Australia automotive parts industry organisation

The Australian Automotive Aftermarket Association (AAAA) is an automotive industry association that represents the automotive aftermarket parts and accessories industry and companies that are involved in manufacturing, re-manufacturing, wholesaling, distributing and retailing of vehicle parts, tools, equipment, accessories and services. Established in 1980, the AAAA represents the interests of businesses in this particular market segment on a national level.

The association is a not-for-profit organisation and provides members with access to a number of services and business development initiatives. The AAAA now represents over 2,300 members through a range of advocacy activities to promote their interests within Australia and overseas.

== Advocacy ==

The AAAA represents the automotive aftermarket industry before federal, state and local governments and other regulatory bodies. The AAAA actively participates in more than 20 Standards Australia committees, liaises with international automotive aftermarket industry associations and attends major international automotive aftermarket events.

The AAAA operates special interest groups dedicated to prominent sectors in the Australian automotive aftermarket. The first launched in late 2005 was the Performance, Racing and Tuning Council and in November 2006, the Australian 4WD Industry Council was launched. In 2015, the AAAA launched the Australian Automotive Product Manufacturers and Exporters Council to support parts-makers beyond the exit of vehicle manufacturers Ford, Holden and Toyota in 2016 and 2017. Each of these special interest groups promotes and advocates on behalf of their sector, and provides specialist advice to government and regulators. Membership is restricted to businesses involved in the relevant sectors.

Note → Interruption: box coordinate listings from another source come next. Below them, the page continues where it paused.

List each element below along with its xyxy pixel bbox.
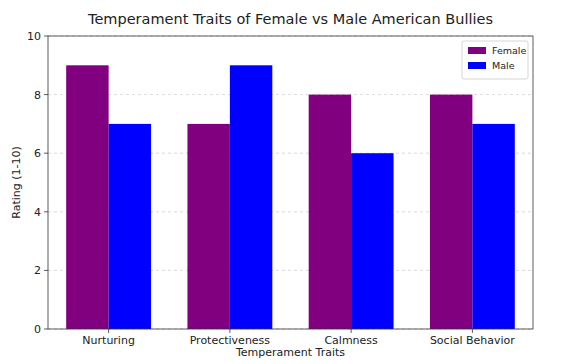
plot-frame xyxy=(48,36,533,329)
chart-title: Temperament Traits of Female vs Male Ame… xyxy=(87,11,493,27)
legend-swatch xyxy=(468,47,486,54)
y-axis-label: Rating (1-10) xyxy=(10,146,23,219)
x-tick xyxy=(108,329,109,333)
bar xyxy=(66,65,108,329)
y-tick-label: 4 xyxy=(34,206,41,219)
bar xyxy=(230,65,272,329)
bar xyxy=(472,124,514,329)
y-tick xyxy=(44,329,48,330)
y-tick xyxy=(44,270,48,271)
legend-label: Male xyxy=(492,60,515,71)
legend-box xyxy=(462,41,528,79)
bar xyxy=(187,124,229,329)
x-axis-label: Temperament Traits xyxy=(235,346,345,359)
chart-container: 0246810NurturingProtectivenessCalmnessSo… xyxy=(0,0,569,364)
y-tick-label: 8 xyxy=(34,89,41,102)
y-tick-label: 6 xyxy=(34,147,41,160)
y-tick-label: 10 xyxy=(27,30,41,43)
bar xyxy=(109,124,151,329)
y-tick xyxy=(44,153,48,154)
legend-swatch xyxy=(468,62,486,69)
y-tick-label: 2 xyxy=(34,264,41,277)
legend: Female Male xyxy=(462,41,528,79)
y-tick xyxy=(44,94,48,95)
chart-svg: 0246810NurturingProtectivenessCalmnessSo… xyxy=(0,0,569,364)
x-tick-label: Nurturing xyxy=(82,334,135,347)
y-tick xyxy=(44,211,48,212)
y-tick-label: 0 xyxy=(34,323,41,336)
bar xyxy=(351,153,393,329)
bar xyxy=(430,95,472,329)
x-tick xyxy=(229,329,230,333)
x-tick-label: Social Behavior xyxy=(430,334,515,347)
bars xyxy=(66,65,515,329)
x-tick xyxy=(472,329,473,333)
bar xyxy=(309,95,351,329)
y-tick xyxy=(44,36,48,37)
background xyxy=(0,0,569,364)
legend-label: Female xyxy=(492,45,527,56)
x-tick xyxy=(351,329,352,333)
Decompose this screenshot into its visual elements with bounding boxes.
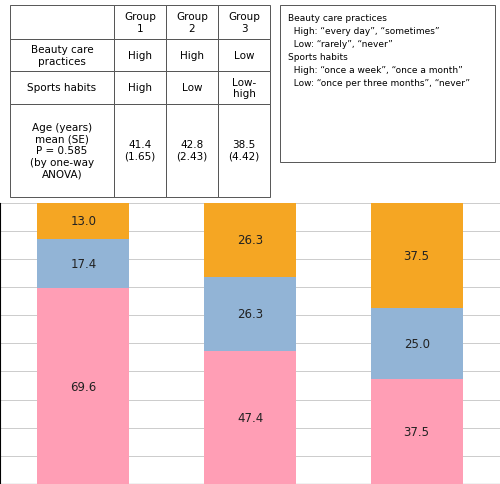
- Text: High: High: [180, 51, 204, 61]
- Bar: [114, 40, 166, 72]
- Text: 13.0: 13.0: [70, 215, 97, 228]
- Text: 26.3: 26.3: [237, 234, 263, 247]
- Bar: [114, 72, 166, 105]
- Text: Beauty care practices
  High: “every day”, “sometimes”
  Low: “rarely”, “never”
: Beauty care practices High: “every day”,…: [288, 14, 470, 87]
- Bar: [371, 309, 462, 378]
- Bar: [204, 277, 296, 351]
- Text: 47.4: 47.4: [237, 411, 263, 424]
- Bar: [114, 105, 166, 197]
- Text: 37.5: 37.5: [404, 425, 429, 438]
- Text: 41.4
(1.65): 41.4 (1.65): [124, 140, 156, 162]
- Bar: [10, 72, 114, 105]
- Bar: [38, 288, 129, 484]
- Bar: [38, 203, 129, 240]
- Bar: [114, 6, 166, 40]
- Text: Group
1: Group 1: [124, 12, 156, 33]
- Text: Low: Low: [182, 83, 202, 93]
- Text: Beauty care
practices: Beauty care practices: [30, 45, 94, 67]
- Bar: [218, 105, 270, 197]
- Bar: [166, 72, 218, 105]
- Bar: [280, 6, 495, 163]
- Bar: [10, 6, 114, 40]
- Bar: [371, 378, 462, 484]
- Bar: [204, 203, 296, 277]
- Text: 26.3: 26.3: [237, 307, 263, 320]
- Bar: [218, 72, 270, 105]
- Text: 17.4: 17.4: [70, 257, 96, 271]
- Text: Low-
high: Low- high: [232, 77, 256, 99]
- Bar: [204, 351, 296, 484]
- Bar: [10, 105, 114, 197]
- Text: Age (years)
mean (SE)
P = 0.585
(by one-way
ANOVA): Age (years) mean (SE) P = 0.585 (by one-…: [30, 123, 94, 179]
- Bar: [218, 40, 270, 72]
- Text: 37.5: 37.5: [404, 249, 429, 262]
- Text: 69.6: 69.6: [70, 380, 96, 393]
- Bar: [10, 40, 114, 72]
- Bar: [166, 40, 218, 72]
- Text: High: High: [128, 83, 152, 93]
- Bar: [38, 240, 129, 288]
- Text: Low: Low: [234, 51, 254, 61]
- Text: Group
3: Group 3: [228, 12, 260, 33]
- Bar: [371, 203, 462, 309]
- Bar: [166, 105, 218, 197]
- Bar: [166, 6, 218, 40]
- Text: 42.8
(2.43): 42.8 (2.43): [176, 140, 208, 162]
- Text: Sports habits: Sports habits: [28, 83, 96, 93]
- Text: High: High: [128, 51, 152, 61]
- Bar: [218, 6, 270, 40]
- Text: 25.0: 25.0: [404, 337, 429, 350]
- Text: Group
2: Group 2: [176, 12, 208, 33]
- Text: 38.5
(4.42): 38.5 (4.42): [228, 140, 260, 162]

The AAAA launched its Choice of Repairer campaign in 2009, with the intention of promoting choice and competition in vehicle repair, servicing, replacement parts and accessories sector by eliminating any technical or legal barriers that impact on Australian consumers' right to have their vehicle serviced, maintained and repaired at the workshop of their choice. After several years of advocacy by the AAAA, a major inquiry into data sharing was undertaken the Commonwealth Consumer Affairs Advisory Council in 2012. Following the publication of this report, a voluntary agreement was reached between AAAA and four other industry associations on the sharing of essential service and repair data.

== Business Development ==

The AAAA actively promotes the automotive aftermarket industry throughout Australia and overseas. Working with Government agencies, trade show promoters and international automotive aftermarket associations, the AAAA regularly leads delegations of exhibitors and buyers to international trade shows and events. The AAAA's own trade show, the Australian Auto Aftermarket Expo, provides a forum for industry to promote its products and services and develop new business, both locally and internationally. In 2007, the Collision Repair Expo was launched in conjunction with the Australian Auto Aftermarket Expo.

In March 2012 the AAAA was appointed the main auspice body for Australian Automotive Week by the Victorian Government and coordinated a comprehensive program to promote the industry's products and services to local and export markets.